One great thing about the Deep Ocean expansion is the introduction of the F.A.T.H.E.R 2.0 monument that, when built, will issue tasks to you which are of course beneficial for both money, items and licenses used to buy rare items. It also lifts building restrictions on a whole island, meaning that players have a much more creative role at end game.
Boasting 50 new buildings all together, it’s a shame that many of them are merely ornamental, but Anno 2070 launched with little to no ornamental pieces at all, but that was quickly remedied with free content patches. For me, it’s hard enough to sustain end game, let alone to trifle with making it look pretty. Rushing from day one in Anno is never a good idea; efficiency in layout and trade route control is the key to success. I am just so damned impatient.
Another “fix” if you can call it that is the introduction of defense buildings under water, which can defend your under-water trade routes against attacks from enemy submarine vessels. Along with that comes the Tech warship, the Atlus, which can dock and house flying ships at the cost of high amounts of fuel.

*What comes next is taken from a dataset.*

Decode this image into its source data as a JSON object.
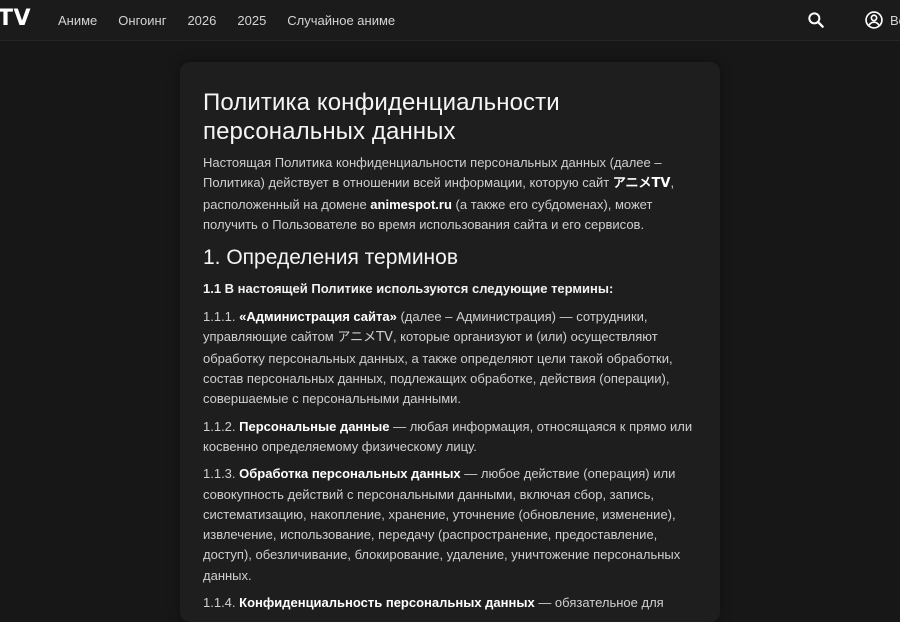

One of the most useful ‘balance’ changes – if you like – is the ability to set trade routes as underwater or above water trade routes. Doing this will cause a submarine to spend the entirety of it’s time under or above water as far as it is possibly, only raising from the depth at the dock. I’m not someone who plays Anno 2070 competitively, but there are clearly strategic advantages to this – namely remaining undetected, or sustaining trade routes with an enemy behind your friends back.
Anno 2070: Deep Ocean is literally an expansion. It takes us further into the depths of the ocean, whilst expanding on the land, military, trade and game mechanics of Anno 2070. Designed to further add to the end-game experience, players who spend 300 hours on one game, rather than 3 hours on 300 games will benefit the most, and with advanced military and espionage strategies such as the Anno 1404: Venice style ‘take-over’ mechanics, competitive players have lots more to do, too. Let’s be honest, though, getting to an end-game scenario and breaking through mere maintenance into expansion is difficult enough, and at about £14.99 there will probably be a lot of Anno 2070 players who don’t see much of the new expansion (it took me about 40 hours to get a glimpse of the new stuff). When you’re there, though, your patience and savvy will be greatly rewarded with really well made extra content that not only expands upon the ocean, but on what comes before it, too.